Horror writer Clive Barker had it that each and every one of us is a book of blood: when we're open, we're red. Writer and director Anna Sofie Hartmann had a similar, if nowhere near as gory and macabre, view of humanity, believing that every individual has had a life that could fill a book should they ever wish to set it down, and that made every life valid in the great scheme of things. But the pity of it was, almost all of the entire population of the planet throughout history would never get the chance to make that kind of impression, mostly because there was simply no way we could all focus on those billions of people, but also because the technology had not been present to assist that kind of cataloguing throughout their lives.

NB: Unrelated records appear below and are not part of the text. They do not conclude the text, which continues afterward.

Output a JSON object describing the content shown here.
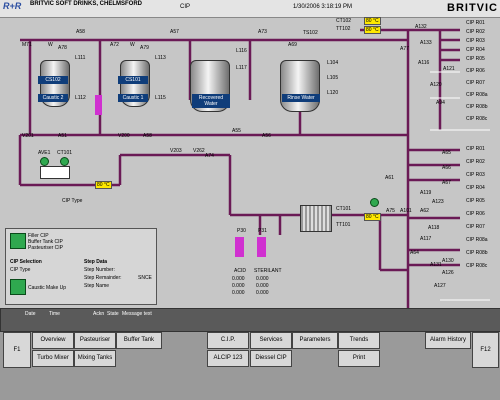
{
  "header": {
    "company": "BRITVIC SOFT DRINKS, CHELMSFORD",
    "title": "CIP",
    "datetime": "1/30/2006 3:18:19 PM",
    "logo_text": "BRITVIC",
    "brand_initials": "R+R"
  },
  "tanks": [
    {
      "name": "CS102",
      "label": "Caustic 2"
    },
    {
      "name": "CS101",
      "label": "Caustic 1"
    },
    {
      "label": "Recovered Water"
    },
    {
      "label": "Rinse Water"
    }
  ],
  "cip_returns": [
    "CIP R01",
    "CIP R02",
    "CIP R03",
    "CIP R04",
    "CIP R05",
    "CIP R06",
    "CIP R07",
    "CIP R08a",
    "CIP R08b",
    "CIP R08c",
    "CIP R09",
    "CIP R10",
    "CIP R11"
  ],
  "cip_outputs": [
    "CIP R01",
    "CIP R02",
    "CIP R03",
    "CIP R04",
    "CIP R05",
    "CIP R06",
    "CIP R07",
    "CIP R08a",
    "CIP R08b",
    "CIP R08c",
    "CIP R09",
    "CIP R10",
    "CIP R11"
  ],
  "tags": {
    "m71": "M71",
    "w_a": "W",
    "a78": "A78",
    "a58": "A58",
    "a72": "A72",
    "w_b": "W",
    "a79": "A79",
    "a57": "A57",
    "a73": "A73",
    "a69": "A69",
    "l111": "L111",
    "l112": "L112",
    "l113": "L113",
    "l115": "L115",
    "l116": "L116",
    "l117": "L117",
    "l104": "L104",
    "l105": "L105",
    "l120": "L120",
    "a59": "A59",
    "ts102": "TS102",
    "ct102": "CT102",
    "tt102": "TT102",
    "a77": "A77",
    "a132": "A132",
    "a133": "A133",
    "a116": "A116",
    "a121": "A121",
    "a120": "A120",
    "a94": "A94",
    "a51": "A51",
    "v201": "V201",
    "v200": "V200",
    "a55": "A55",
    "a58b": "A58",
    "a56": "A56",
    "a74": "A74",
    "v203": "V203",
    "v262": "V262",
    "ave1": "AVE1",
    "ct101": "CT101",
    "ct101b": "CT101",
    "tt101": "TT101",
    "a61": "A61",
    "a101": "A101",
    "a75": "A75",
    "a62": "A62",
    "a65": "A65",
    "a66": "A66",
    "a67": "A67",
    "a119": "A119",
    "a118": "A118",
    "a117": "A117",
    "a123": "A123",
    "a126": "A126",
    "a127": "A127",
    "a130": "A130",
    "a131": "A131",
    "a64": "A64",
    "p30": "P30",
    "p31": "P31",
    "pv_val": "5116",
    "cip_type": "CIP Type",
    "acid": "ACID",
    "sterilant": "STERILANT"
  },
  "temps": {
    "t1": "80 °C",
    "t2": "80 °C",
    "t3": "80 °C",
    "t4": "80 °C"
  },
  "dosing": {
    "acid_values": [
      "0.000",
      "0.000",
      "0.000"
    ],
    "sterilant_values": [
      "0.000",
      "0.000",
      "0.000"
    ]
  },
  "info_panel": {
    "lines": [
      "Filler CIP",
      "Buffer Tank CIP",
      "Pasteuriser CIP"
    ],
    "cip_selection_title": "CIP Selection",
    "cip_type_label": "CIP Type",
    "caustic_make_up": "Caustic Make Up",
    "step_data_title": "Step Data",
    "step_number_label": "Step Number:",
    "step_remainder_label": "Step Remainder:",
    "step_remainder_value": "SNCE",
    "step_name_label": "Step Name"
  },
  "message_bar": {
    "columns": [
      "Date",
      "Time",
      "Ackn",
      "State",
      "Message text"
    ]
  },
  "buttons": {
    "f1": "F1",
    "overview": "Overview",
    "pasteuriser": "Pasteuriser",
    "buffer_tank": "Buffer Tank",
    "cip": "C.I.P.",
    "services": "Services",
    "parameters": "Parameters",
    "trends": "Trends",
    "alarm_history": "Alarm History",
    "f12": "F12",
    "turbo_mixer": "Turbo Mixer",
    "mixing_tanks": "Mixing Tanks",
    "alcip": "ALCIP 123",
    "diessel_cip": "Diessel CIP",
    "print": "Print"
  },
  "colors": {
    "pipe": "#6a1a55",
    "header_bg": "#e4e4e4",
    "tank_label": "#0f3d7a",
    "highlight": "#ffe800"
  }
}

From the late twentieth century onwards, of course, we have had the internet where countless folks go online to try to make precisely that sort of impression on everyone else, the irony being that unless you do something extraordinary, or extraordinarily bad or stupid, you're not going to have any impact whatsoever. Maybe you're adept at a turn of phrase to keep you in some thoughts, but the journal Dara finds and narrates in fits and starts throughout the film was never going to be found by anyone until sheer chance allowed her to stumble across it, and if this was about anything it was about the shapes you fail to make with others' lives as the actress interviewed real Danes and Poles in the guise of her character, recording experience that otherwise would not have mattered even for a few seconds, or minutes.

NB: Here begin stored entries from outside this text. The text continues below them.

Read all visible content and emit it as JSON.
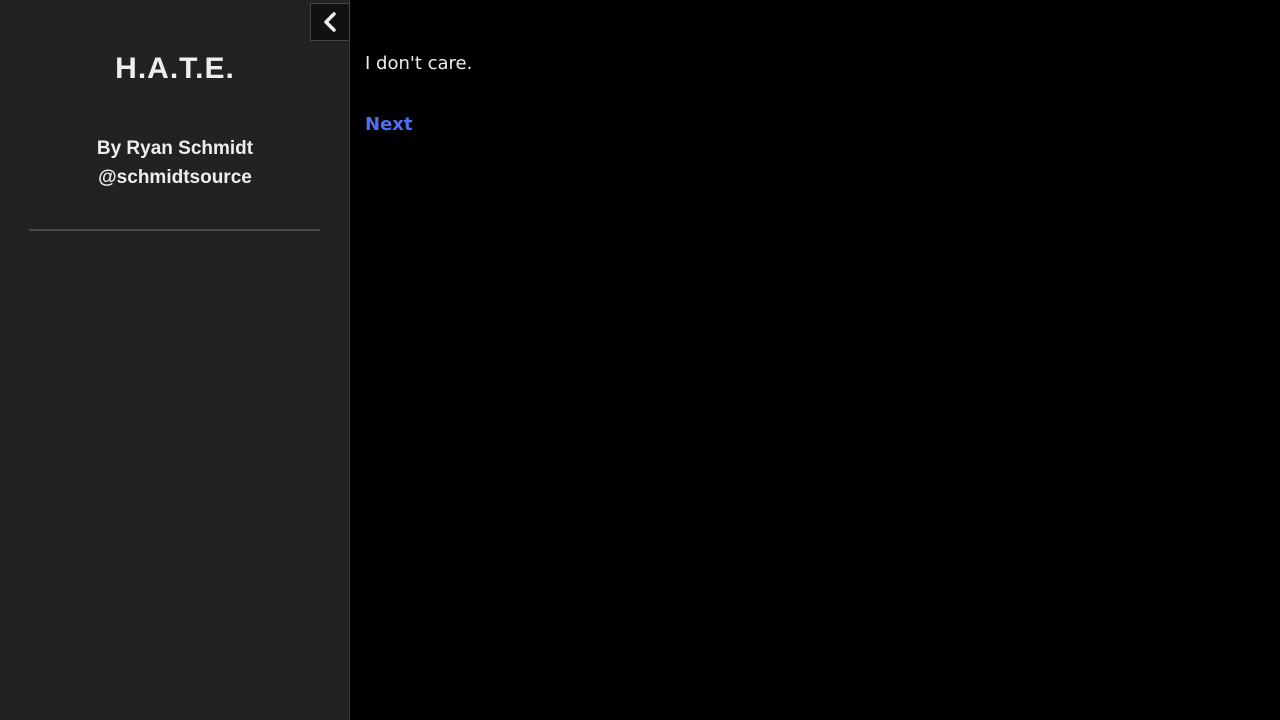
{
  "sidebar": {
    "title": "H.A.T.E.",
    "author_line": "By Ryan Schmidt",
    "author_handle": "@schmidtsource",
    "toggle_icon": "chevron-left-icon"
  },
  "passage": {
    "text": "I don't care.",
    "link_label": "Next"
  },
  "colors": {
    "sidebar_bg": "#222222",
    "main_bg": "#000000",
    "text": "#eeeeee",
    "link": "#4f6ef7"
  }
}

A romance is contrived here between Dara and a younger Polish labourer which offers her a thrill, and would not have happened had this tunnel project not been instigated, just as you would probably have never heard of the tunnel itself if you were not a local had Hartmann not made this film. And even then, it was not exactly a blockbuster, it played the odd festival and went to specialist streaming services where it could easily be ignored as it would be investigated by the curious. This issue that everyone deserved to have their story heard did not quite stand up to scrutiny - if you went down too far that route that meant every bigot in the world had carte blanche to spread their message of hate merely thanks to every voice needing to be heard as equally valid. One element the film did agree with was that we were not all equal, we were not all given the same platform, maybe because there were a limited amount of people who wanted to listen - but there are plenty who wish to broadcast. As it was, a contemplative, oddly reserved and placid rendering of a subject that could have been impassioned and hotheaded.